Camp in Another Hemisphere

Camp Fowler partners with an Uruguayan summer camp and learns again the importance of community

Date Posted: 
Thursday, May 3, 2018

By Josey Beird

I often hear people describe Camp Fowler as a place where they belong, as a respite from the hustle, as a home away from home. It seems there’s something about summer camp that offers a sense of place and purpose. Camp serves as a retreat that energizes us and sends us back to our lives a little more engaged and a little more hopeful.

Camp Fowler isn’t unique in this, and that’s a wonderful thing. There are a lot of camps, a lot of churches, a lot of people all over the world who are faithfully striving to create this same sense of community for all people, especially for children and young adults. Another such place is Parque XVII de Febrero in Colonia Valdense, Uruguay.

After discovering many similarities in their core values and mission, Camp Fowler and Parque have developed a partnership that allows the two camps to learn from one another and grow together. Affiliated with the Evangelical Waldensian Church in Uruguay and Northern Argentina, Parque provides camp for kids between the ages of six and sixteen under the direction of Blanca Geymonat. They offer children a week during which they don’t have to worry; they can play and rest knowing they are loved by others and by God. I had the privilege to participate in and learn from Parque’s ministry this past January.

Just as people describe Fowler as their “home away from home,” I heard people describe Parque as “el lugar donde la corazón late más fuerte,” or, “the place where your heart beats most strongly.” After spending a month joining them in their ministry, I understand what makes people say this. It’s something that’s difficult to describe, because it’s based on experiences and actions.

You can feel it in the affectionate abrazos (hugs) you receive from each new person you meet. You can hear it as groups of campers run screaming into the river. You can smell it by the mud pit they all run through on the last day of camp. You can taste it in the milanesas (breaded fillets) that all the campers say is their favorite food. You can see it as campers and leaders make yet another circle so everyone can be seen, so everyone can be heard.

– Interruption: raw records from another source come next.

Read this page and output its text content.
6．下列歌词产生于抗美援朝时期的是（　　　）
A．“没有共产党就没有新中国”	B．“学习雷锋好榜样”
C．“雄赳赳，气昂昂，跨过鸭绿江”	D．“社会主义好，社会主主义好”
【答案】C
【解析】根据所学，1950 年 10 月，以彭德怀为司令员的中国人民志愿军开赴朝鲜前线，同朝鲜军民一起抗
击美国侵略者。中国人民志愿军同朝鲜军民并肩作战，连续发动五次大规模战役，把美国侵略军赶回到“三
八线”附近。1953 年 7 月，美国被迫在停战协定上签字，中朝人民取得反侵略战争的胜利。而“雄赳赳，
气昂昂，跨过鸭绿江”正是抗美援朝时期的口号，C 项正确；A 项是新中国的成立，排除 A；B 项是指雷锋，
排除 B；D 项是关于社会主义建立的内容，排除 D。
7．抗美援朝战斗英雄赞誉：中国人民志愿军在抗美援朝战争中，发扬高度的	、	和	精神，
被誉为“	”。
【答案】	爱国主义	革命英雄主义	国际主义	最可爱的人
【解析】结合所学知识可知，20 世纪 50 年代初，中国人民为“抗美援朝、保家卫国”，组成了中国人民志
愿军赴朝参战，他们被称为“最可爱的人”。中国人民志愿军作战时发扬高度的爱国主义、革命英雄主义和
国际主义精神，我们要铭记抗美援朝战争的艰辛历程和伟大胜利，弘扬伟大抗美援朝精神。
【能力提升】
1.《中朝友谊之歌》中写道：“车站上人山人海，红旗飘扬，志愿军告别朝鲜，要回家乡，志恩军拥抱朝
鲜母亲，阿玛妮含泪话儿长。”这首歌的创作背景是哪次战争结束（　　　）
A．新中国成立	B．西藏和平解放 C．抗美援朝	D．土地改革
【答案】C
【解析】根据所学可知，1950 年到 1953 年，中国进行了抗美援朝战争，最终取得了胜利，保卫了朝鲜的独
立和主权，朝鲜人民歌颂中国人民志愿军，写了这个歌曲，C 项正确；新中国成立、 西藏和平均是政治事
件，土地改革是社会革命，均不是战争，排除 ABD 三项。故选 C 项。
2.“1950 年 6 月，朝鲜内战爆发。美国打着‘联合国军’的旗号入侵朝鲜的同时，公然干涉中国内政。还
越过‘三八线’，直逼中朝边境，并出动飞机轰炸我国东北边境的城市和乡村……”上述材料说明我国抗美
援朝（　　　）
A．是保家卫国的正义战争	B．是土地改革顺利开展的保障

It was such a gift to come down to Parque to be reminded of what it feels like to experience camp for the very first time, of what makes camp special, of what makes camp good. And what I realized is that so much of what makes Parque, Parque—and what makes Fowler, Fowler—is the community that these places facilitate, each in their own way.

At Parque, there is a deep, underlying sense that everyone really cares about each other, that they believe the best in each other, that they want people to show up exactly as they are. You don’t have to earn a spot in their community, you just have to show up, and they’ll take you in. They do this because they believe hospitality is biblical. We can only hope that people experience this at Fowler too.

Because at Fowler, we believe that we are first and foremost a community. Before we are a camp, before we are a workplace, before we are a retreat center, before we are a church, we are a community. We have a deep belief that community is a necessary part of the lives we are trying to live as Christians. We want to, need to, and strive to be a community of people that care for one another, love one another, and point one another to Christ. No one gets to just pass through. No one gets to show up and not participate. Because being a community takes investment, and it takes courage. It takes believing that it’s necessary for life abundant.

The beautiful thing is that community doesn’t have to be limited by age or geography or background. It can be found amongst little children halfway across the world, crossing the boundaries of country and language and culture. There is great hope to be found in this: it means we’re not alone.

As Camp Fowler prepares to head into another summer, we’ll be strengthened by this knowledge. When we are weary and discouraged, we will think of our brothers and sisters below the equator, playing and singing and laughing with kids, all for the glory of God. And we’ll smile as we head out to do the same.

Josey Beird is a longtime camper, staff member, and now intern at Camp Fowler.